For most Microfinance Uganda institutions, and exempting exceptional cases, the loans they give ranges from 2.6 million shillings downwards. Examples of Microfinance institutions in Uganda who have stepped up in this way include; Centenary Bank; Pride Microfinance Uganda; BRAC Uganda; and Uganda Finance Trust to mention but a few. Though depending on the size of the loan being requested, these institutions sometimes require security or third party guarantees just to be safe.
Crowdfunding is not very popular amongst the average African business owners. Still, it is an alternative way you can fund your SMEs in Uganda. This is because it is the practice of funding a venture or project by raising monetary contributions from a large number of people.
Taking advantage of the money pooled by a large number of people for your business needs at this time is necessary as it relieves you of certain financial strains. A platform currently being used by Ugandans for this is Indiegogo. It has raised capital for multiple projects since its establishment. Others include Musana Carts, the solar street vending revolution, Crowdrise, gofundme, and so much more.
The Agriculture Credit Facility (ACF) was set up primarily to provide medium and long term loans to projects engaged in agriculture and agro-processing on more favourable terms than are usually available.

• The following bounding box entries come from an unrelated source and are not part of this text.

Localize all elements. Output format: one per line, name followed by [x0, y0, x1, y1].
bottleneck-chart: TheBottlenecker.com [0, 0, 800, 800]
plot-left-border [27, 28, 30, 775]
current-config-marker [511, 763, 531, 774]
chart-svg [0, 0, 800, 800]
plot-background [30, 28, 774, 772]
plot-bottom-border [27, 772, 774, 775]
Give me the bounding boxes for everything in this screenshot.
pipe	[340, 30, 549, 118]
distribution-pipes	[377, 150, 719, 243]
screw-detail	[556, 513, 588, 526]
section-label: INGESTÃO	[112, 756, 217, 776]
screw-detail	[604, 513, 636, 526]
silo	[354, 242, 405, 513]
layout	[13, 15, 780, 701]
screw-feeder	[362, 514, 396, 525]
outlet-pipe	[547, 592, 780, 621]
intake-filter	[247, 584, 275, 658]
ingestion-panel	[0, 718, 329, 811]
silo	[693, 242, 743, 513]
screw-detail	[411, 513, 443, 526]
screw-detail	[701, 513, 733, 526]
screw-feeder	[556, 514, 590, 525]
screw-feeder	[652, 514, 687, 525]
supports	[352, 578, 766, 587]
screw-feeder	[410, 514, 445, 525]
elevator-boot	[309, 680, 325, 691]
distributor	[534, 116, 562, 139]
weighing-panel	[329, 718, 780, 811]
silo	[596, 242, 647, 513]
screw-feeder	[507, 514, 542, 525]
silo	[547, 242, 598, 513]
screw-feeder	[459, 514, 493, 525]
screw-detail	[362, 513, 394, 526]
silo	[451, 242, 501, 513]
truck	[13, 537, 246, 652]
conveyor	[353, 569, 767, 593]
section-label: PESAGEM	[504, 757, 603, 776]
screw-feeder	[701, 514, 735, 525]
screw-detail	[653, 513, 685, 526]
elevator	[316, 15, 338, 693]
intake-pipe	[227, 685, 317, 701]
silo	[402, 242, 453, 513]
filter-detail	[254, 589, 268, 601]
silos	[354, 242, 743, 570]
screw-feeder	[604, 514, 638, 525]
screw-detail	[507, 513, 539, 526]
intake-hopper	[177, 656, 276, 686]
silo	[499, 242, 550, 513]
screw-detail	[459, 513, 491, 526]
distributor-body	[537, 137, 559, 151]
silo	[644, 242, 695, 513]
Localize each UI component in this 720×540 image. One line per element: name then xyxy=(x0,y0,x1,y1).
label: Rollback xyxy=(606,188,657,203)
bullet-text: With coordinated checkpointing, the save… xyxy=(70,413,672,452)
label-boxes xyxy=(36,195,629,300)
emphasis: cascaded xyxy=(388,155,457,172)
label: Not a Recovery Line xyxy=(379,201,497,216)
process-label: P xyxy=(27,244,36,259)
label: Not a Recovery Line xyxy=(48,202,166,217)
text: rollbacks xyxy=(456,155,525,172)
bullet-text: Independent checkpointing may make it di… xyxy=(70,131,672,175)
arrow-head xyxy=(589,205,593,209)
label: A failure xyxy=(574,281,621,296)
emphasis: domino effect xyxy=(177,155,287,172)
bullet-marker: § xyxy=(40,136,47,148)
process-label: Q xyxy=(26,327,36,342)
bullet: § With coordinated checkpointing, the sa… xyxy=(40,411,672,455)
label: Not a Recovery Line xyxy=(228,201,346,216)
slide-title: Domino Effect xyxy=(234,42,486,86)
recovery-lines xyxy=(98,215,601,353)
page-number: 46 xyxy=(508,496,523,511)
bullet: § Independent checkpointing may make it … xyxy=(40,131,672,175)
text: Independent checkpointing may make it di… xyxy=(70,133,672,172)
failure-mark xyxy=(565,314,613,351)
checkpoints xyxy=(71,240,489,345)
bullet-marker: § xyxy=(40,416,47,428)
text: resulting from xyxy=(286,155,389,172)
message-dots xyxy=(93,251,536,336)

There is no designated minimum loan amount to the final beneficiary (farmer/ agro-processor). The maximum loan amount to a single borrower is up to Shs.2.1billion. However, this can be increased up to Shs.5billion depending on the business needs in question.
The Ugandan Government established the facility in partnership with Commercial Banks and other credit institutions in the country. They are all referred to as Participating Financial institutions (PFIs). This scheme is administered by the Bank of Uganda and provides for up to 3 years of grace for repayment of the loans given. The maximum loan period here ought not to exceed eight years and a minimum of about six months.
7. Women Funds
The Uganda Women Entrepreneurship Programme was set up by the Government back in 2015 to support Ugandan female business owners. This programme was designed with a singular purpose: to improve women’s access to financial services in Uganda. It achieves this by equipping them with skills for enterprise growth, value addition and marketing of their products and services.
As far as business loans go, Ugandan women who apply for aid under this programme are availed interest-free credit to initiate or strengthen their enterprises. Just like the Youth Livelihood Programme earlier discussed, the UWEP is implemented under the Ministry of Gender, Labour and Social Development. It works hard to accelerate the entrepreneurial spirit of Ugandan women by providing all they need for economic development.
There are various other types of business loans in Uganda. In addition to catering to the capital needs of microenterprises, some of the institutions involved also provide other financial services (such as management consulting) for the SMEs who apply for them. Owners of SMEs in Uganda can take advantage of these loans to rise above the effects of the pandemic.